Но тут сознание вернулось к нему.
— А-а! Благодарю вас. Благодарю. Мое пенсне. Превосходно! Благодарю вас, благодарю, благодарю…
Он извлек пенсне из футляра, водрузил на переносицу, и в тот же миг перед ним распахнулся широкий мир, ясный и четкий. Словно он выбрался из густого тумана.
— Чудесно, — произнес он одобрительно и вдруг окаменел. Нижняя курительная клуба «Старейших консерваторов» расположена на первом этаже, а кресло лорда Эмсуорта было обращено к большому окну. И сквозь это окно он, подняв лицо, оснащенное пенсне, внезапно обнаружил, что на противоположной стороне улицы среди прочих торговых заведений появился привлекательнейший цветочный магазин, которого там не было, когда его сиятельство в последний раз навещал столицу. Лорд Эмсуорт уставился на заветный магазин, как маленький мальчик уставился бы на вазочку с мороженым, упади она с небес прямо ему в руку. И, как маленький мальчик в подобной ситуации, ничего другого он не способен был видеть. На своего гостя он даже не взглянул. Более того, в восторге от подобного открытия он тотчас забыл, что сидит здесь с гостем.
Даже самая крохотная цветочная лавочка притягивала лорда Эмсуорта как магнит, а это был просторный, великолепный магазин. В его витрине буйствовал карнавал летних цветов. И лорд Эмсуорт, поднявшись из кресла, сделал стойку, как пойнтер на фазана.
— Боже мой! — произнес он благоговейно.
Если читатель отнесся к увлекательным рассказам лорда Эмсуорта, отчасти запечатленным на предыдущих страницах, с тем пристальным вниманием, которого они заслуживали, он, без сомнения, не забыл упоминания о штокрозах. За завтраком лорд Эмсуорт уделил немало времени штокрозам, но так как мы не имели счастья присутствовать на этой приятнейшей трапезе, необходимо дать краткое резюме вышеуказанной теме, дабы просвещенная публика могла сама быть третейским судьей в споре между лордом Эмсуортом и несгибаемым Макаллистером.
Вкратце суть такова. Многие старшие садовники предпочитают сорта штокроз, невольно наводящие на подозрение, что они взыскуют идеала ложного и недостойного. Ангус Макаллистер, цепляясь за старшесадовнические понятия о красоте и гармонии, даже слышать не желал про широкий внешний лепесток. Цветку штокрозы, по утверждению Ангуса Макаллистера, полагалось быть тугим и округлым, как мундир генерал-майора. Лорд же Эмсуорт считал подобную точку зрения недопустимо узкой и требовал свободы для раскрытия самой высокой, самой истинной красоты штокроз. Вольно раскинувшиеся внутренние лепестки, по его убеждению, обещали удивительную игру и яркость красок, а широкий внешний лепесток с чуть гофрированной поверхностью и изящно вырезанным краем… Короче говоря, лорд Эмсуорт предпочитал расхристанные штокрозы, а Ангус Макаллистер — плотно собранные.
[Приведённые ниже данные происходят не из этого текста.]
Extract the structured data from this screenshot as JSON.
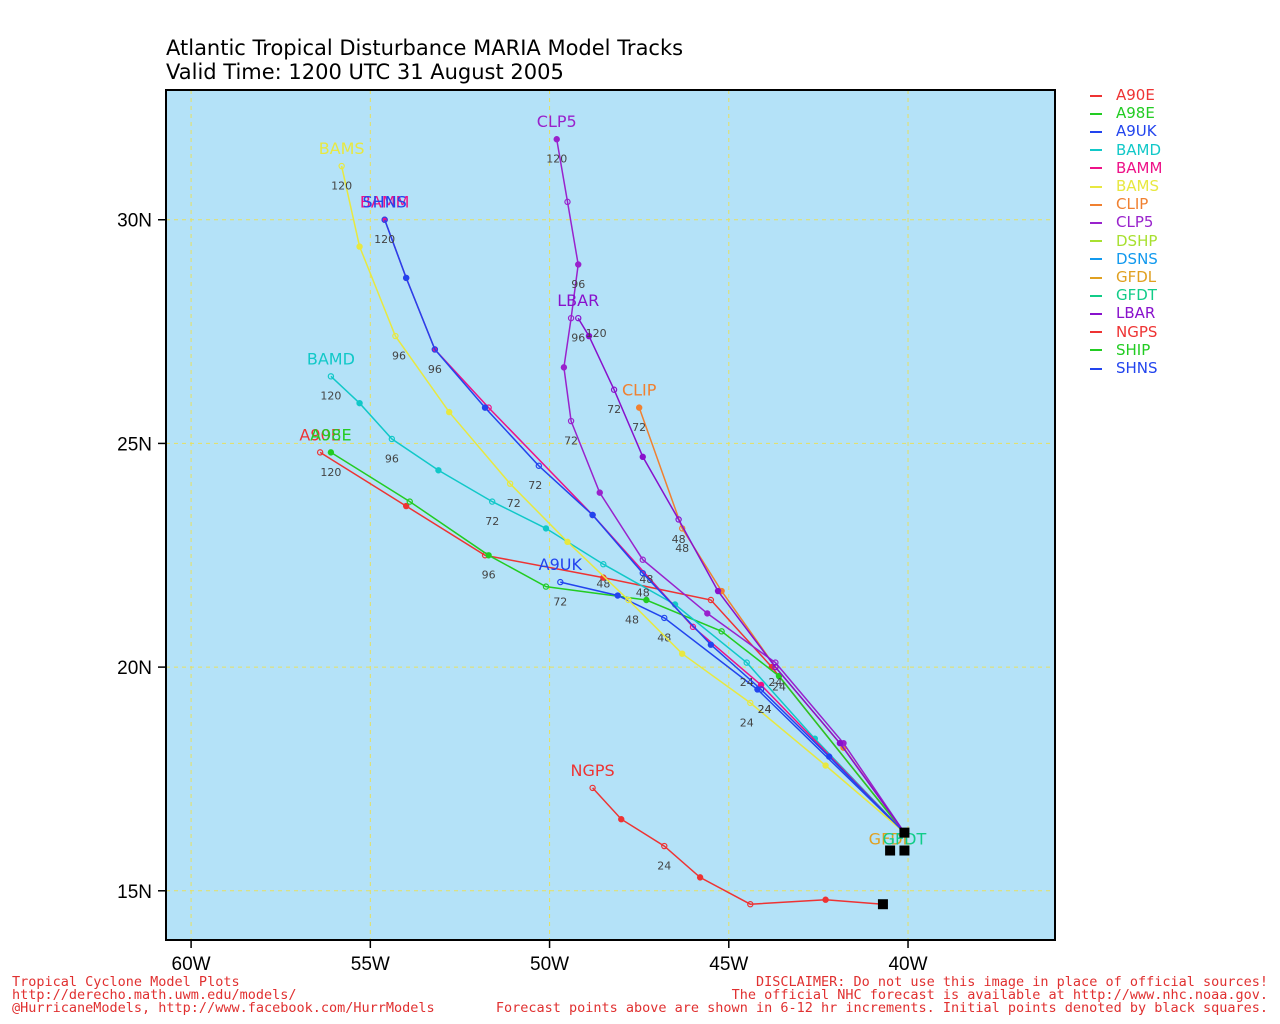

В результате разразилась ожесточенная война, и, как мы знаем, его сиятельство вынужден был капитулировать. Горечь поражения продолжала его мучить, и во флористе напротив он узрел возможного единомышленника, потенциального союзника, чуткого друга, с которым можно сплотиться и предать проклятию шотландское упрямство Ангуса Макаллистера.
Взглянув на лорда Эмсуорта, вы не поверили бы, что он способен двигаться быстро, однако факт остается фактом: он вылетел из курительной и скатился с крыльца клуба прежде, чем челюсть мистера Мактодда, отвалившаяся, когда его гостеприимный хозяин кроличьим прыжком исчез из его поля зрения, успела вернуться в исходное положение. Секунду спустя, случайно взглянув в окно, мистер Мактодд увидел, как лорд Эмсуорт метеором пересек улицу и скрылся в цветочном магазине.